Quels enseignements tirer de ce faisceau de départs qui secouent le petit monde viticole suisse?
D’abord, que les vignerons, encaveurs et négociants sont de farouches indépendants. Leurs intérêts sont souvent divergents et la promotion doit faire croire que tous les vins de tout un canton sont les meilleurs. Message à faire passer à l’interne, pour galvaniser les troupes, et à l’externe, pour mieux vendre dans un marché exclusivement helvétique, où l’exportation est constituée des deux tiers du pays, la Sarine passée.

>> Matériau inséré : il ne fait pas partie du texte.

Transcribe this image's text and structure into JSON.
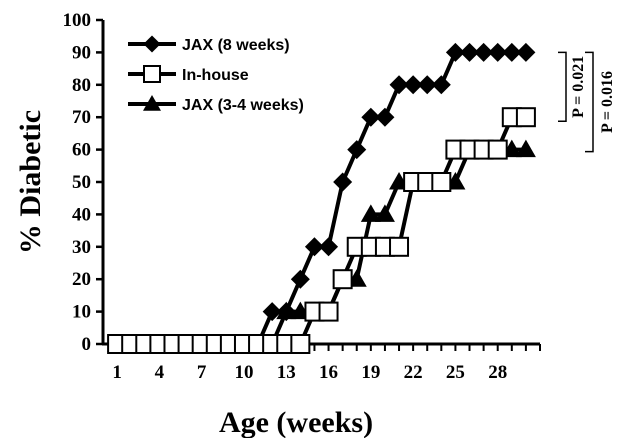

Ensuite, que ces mêmes vignerons, encaveurs et négociants, lorsqu’ils s’entendent, finissent par brûler ce qu’ils ont sinon adoré, du moins considéré comme des personnalités aptes à défendre les vins de leur canton. Les deux avant-derniers directeurs des plus grands offices de promotion, Robert Crüll, en pays vaudois, puis Pierre Devanthéry, en Valais, ont dû rendre leur tablier. Enfin, que les organisations professionnelles vitivinicoles ne sont pas à l’abri de la politique, au moment où les cantons ont décidé d’assurer par une taxe obligatoire la promotion des vins. En Valais, le président de l’IVV, choisi hors milieu vigneron, Paul-André Roux, a perdu son siège de conseiller national démocrate-chrétien aux élections de 2011… et le président de l’OVV, hors milieu lui aussi, Pierre Keller, n’a pas obtenu un siège à Berne, non plus.

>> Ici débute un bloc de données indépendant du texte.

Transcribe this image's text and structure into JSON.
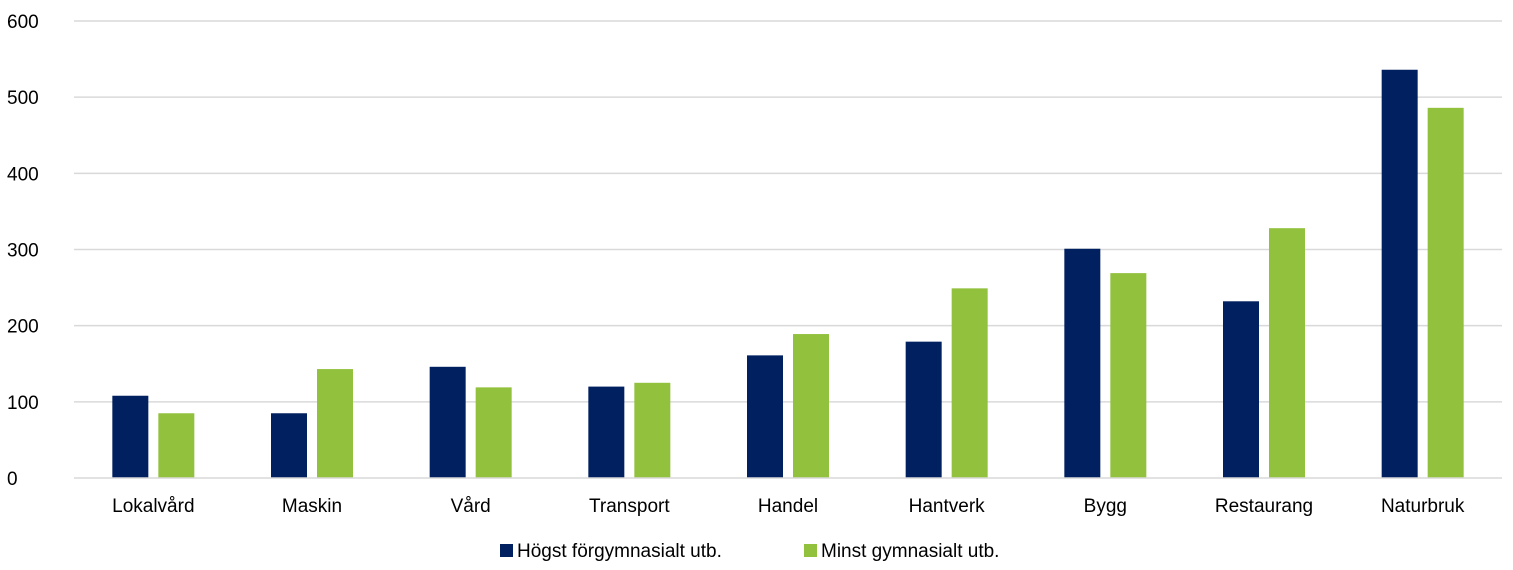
{
  "chart_data": {
    "type": "bar",
    "categories": [
      "Lokalvård",
      "Maskin",
      "Vård",
      "Transport",
      "Handel",
      "Hantverk",
      "Bygg",
      "Restaurang",
      "Naturbruk"
    ],
    "series": [
      {
        "name": "Högst förgymnasialt utb.",
        "color": "#002060",
        "values": [
          108,
          85,
          146,
          120,
          161,
          179,
          301,
          232,
          536
        ]
      },
      {
        "name": "Minst gymnasialt utb.",
        "color": "#92C13E",
        "values": [
          85,
          143,
          119,
          125,
          189,
          249,
          269,
          328,
          486
        ]
      }
    ],
    "ylim": [
      0,
      600
    ],
    "yticks": [
      "0",
      "100",
      "200",
      "300",
      "400",
      "500",
      "600"
    ],
    "grid": true,
    "legend": "bottom-center",
    "gridline_color": "#D9D9D9"
  }
}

En Valais, l’IVV paraît mieux structurée que la CIVV, la commission interprofessionnelles du vin vaudois. Il ne suffit pas de personnalités fortes pour assurer la promotion de tous les vins: il faudrait des hommes (ou des femmes…) aptes à rassembler des opinions divergentes pour faire front à l’extérieur. Des perles rares dans les cantons du Valais et de Vaud, alors qu’à Genève et Neuchâtel, les deux responsables des offices de promotion, non limités aux vins, mais étendus à toute l’agriculture, sont en place depuis de nombreuses années.

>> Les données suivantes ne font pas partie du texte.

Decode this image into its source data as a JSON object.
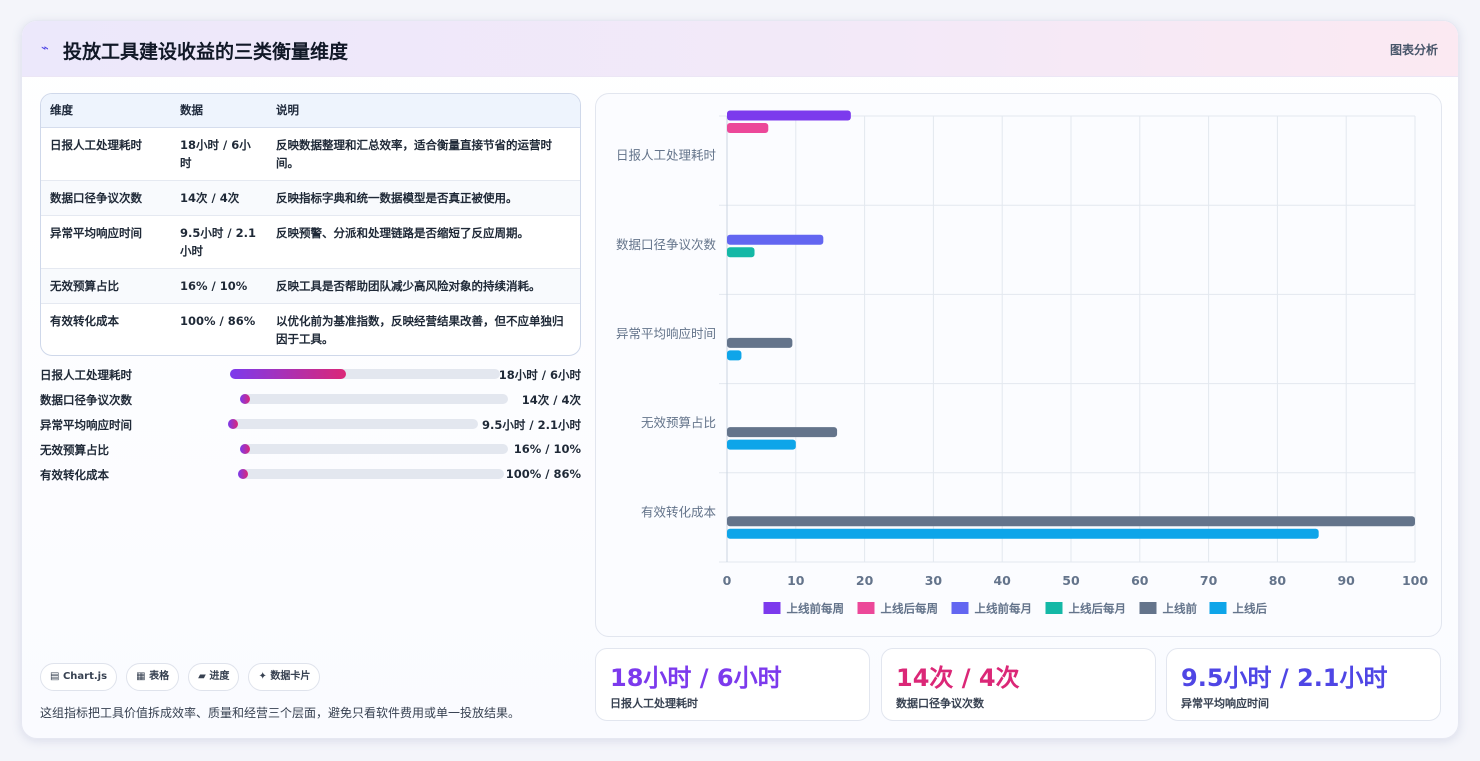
{
  "header": {
    "icon": "sparkline-icon",
    "title": "投放工具建设收益的三类衡量维度",
    "tag": "图表分析"
  },
  "table": {
    "headers": [
      "维度",
      "数据",
      "说明"
    ],
    "rows": [
      [
        "日报人工处理耗时",
        "18小时 / 6小时",
        "反映数据整理和汇总效率，适合衡量直接节省的运营时间。"
      ],
      [
        "数据口径争议次数",
        "14次 / 4次",
        "反映指标字典和统一数据模型是否真正被使用。"
      ],
      [
        "异常平均响应时间",
        "9.5小时 / 2.1小时",
        "反映预警、分派和处理链路是否缩短了反应周期。"
      ],
      [
        "无效预算占比",
        "16% / 10%",
        "反映工具是否帮助团队减少高风险对象的持续消耗。"
      ],
      [
        "有效转化成本",
        "100% / 86%",
        "以优化前为基准指数，反映经营结果改善，但不应单独归因于工具。"
      ]
    ]
  },
  "progress": [
    {
      "label": "日报人工处理耗时",
      "value": "18小时 / 6小时",
      "level": 0.43
    },
    {
      "label": "数据口径争议次数",
      "value": "14次 / 4次",
      "level": 0.02
    },
    {
      "label": "异常平均响应时间",
      "value": "9.5小时 / 2.1小时",
      "level": 0.02
    },
    {
      "label": "无效预算占比",
      "value": "16% / 10%",
      "level": 0.02
    },
    {
      "label": "有效转化成本",
      "value": "100% / 86%",
      "level": 0.02
    }
  ],
  "chips": [
    {
      "icon": "chart-icon",
      "label": "Chart.js"
    },
    {
      "icon": "table-icon",
      "label": "表格"
    },
    {
      "icon": "progress-icon",
      "label": "进度"
    },
    {
      "icon": "card-icon",
      "label": "数据卡片"
    }
  ],
  "note": "这组指标把工具价值拆成效率、质量和经营三个层面，避免只看软件费用或单一投放结果。",
  "stats": [
    {
      "value": "18小时 / 6小时",
      "label": "日报人工处理耗时",
      "color": "#7c3aed"
    },
    {
      "value": "14次 / 4次",
      "label": "数据口径争议次数",
      "color": "#db2777"
    },
    {
      "value": "9.5小时 / 2.1小时",
      "label": "异常平均响应时间",
      "color": "#4f46e5"
    }
  ],
  "chart_data": {
    "type": "bar",
    "orientation": "horizontal",
    "categories": [
      "日报人工处理耗时",
      "数据口径争议次数",
      "异常平均响应时间",
      "无效预算占比",
      "有效转化成本"
    ],
    "series": [
      {
        "name": "上线前每周",
        "color": "#7c3aed",
        "values": [
          18,
          null,
          null,
          null,
          null
        ]
      },
      {
        "name": "上线后每周",
        "color": "#ec4899",
        "values": [
          6,
          null,
          null,
          null,
          null
        ]
      },
      {
        "name": "上线前每月",
        "color": "#6366f1",
        "values": [
          null,
          14,
          null,
          null,
          null
        ]
      },
      {
        "name": "上线后每月",
        "color": "#14b8a6",
        "values": [
          null,
          4,
          null,
          null,
          null
        ]
      },
      {
        "name": "上线前",
        "color": "#64748b",
        "values": [
          null,
          null,
          9.5,
          16,
          100
        ]
      },
      {
        "name": "上线后",
        "color": "#0ea5e9",
        "values": [
          null,
          null,
          2.1,
          10,
          86
        ]
      }
    ],
    "xlim": [
      0,
      100
    ],
    "xticks": [
      0,
      10,
      20,
      30,
      40,
      50,
      60,
      70,
      80,
      90,
      100
    ],
    "grid": true,
    "legend": "bottom"
  }
}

Avec des moyens limités par l’Etat, par rapport à un premier projet de taxe obligatoire plus centralisateur, avec une structure dépendant soit du Centre patronal, soit à la délégation de mandats, l’OVV paraît bien fragile… Et la CIVV songerait à sortir l’OVV du Centre patronal pour l’installer à la Maison du Paysan. Avec ou sans la défense de la Fédération vaudoise des vignerons?
Reste qu’au fond, la promotion est condamnée au grand écart permanent: elle doit ignorer la cuisine interne de la production — Pierre Keller n’a jamais fait mystère de ne rien comprendre aux 1ers Grands Crus vaudois — et faire bloc aveuglément pour vendre tous les produits du terroir viticole — ce que l’ex-directeur de l’ECAL et grand communicateur a su faire pour mettre sur orbite ces mêmes 1ers Grands Crus.
Partant, les agents de la promotion des vins suisses, valaisans ou vaudois, sont condamnés à n’être que des représentants de commerce, avec, en arrière-fond, l’opinion sans appel de l’œnologue bordelais Michel Rolland: «Dans le métier, on le sait, les appellations n’ont jamais fait les bons vins».
Bonne chance à qui aspire au piédestal: plus dure sera la chute!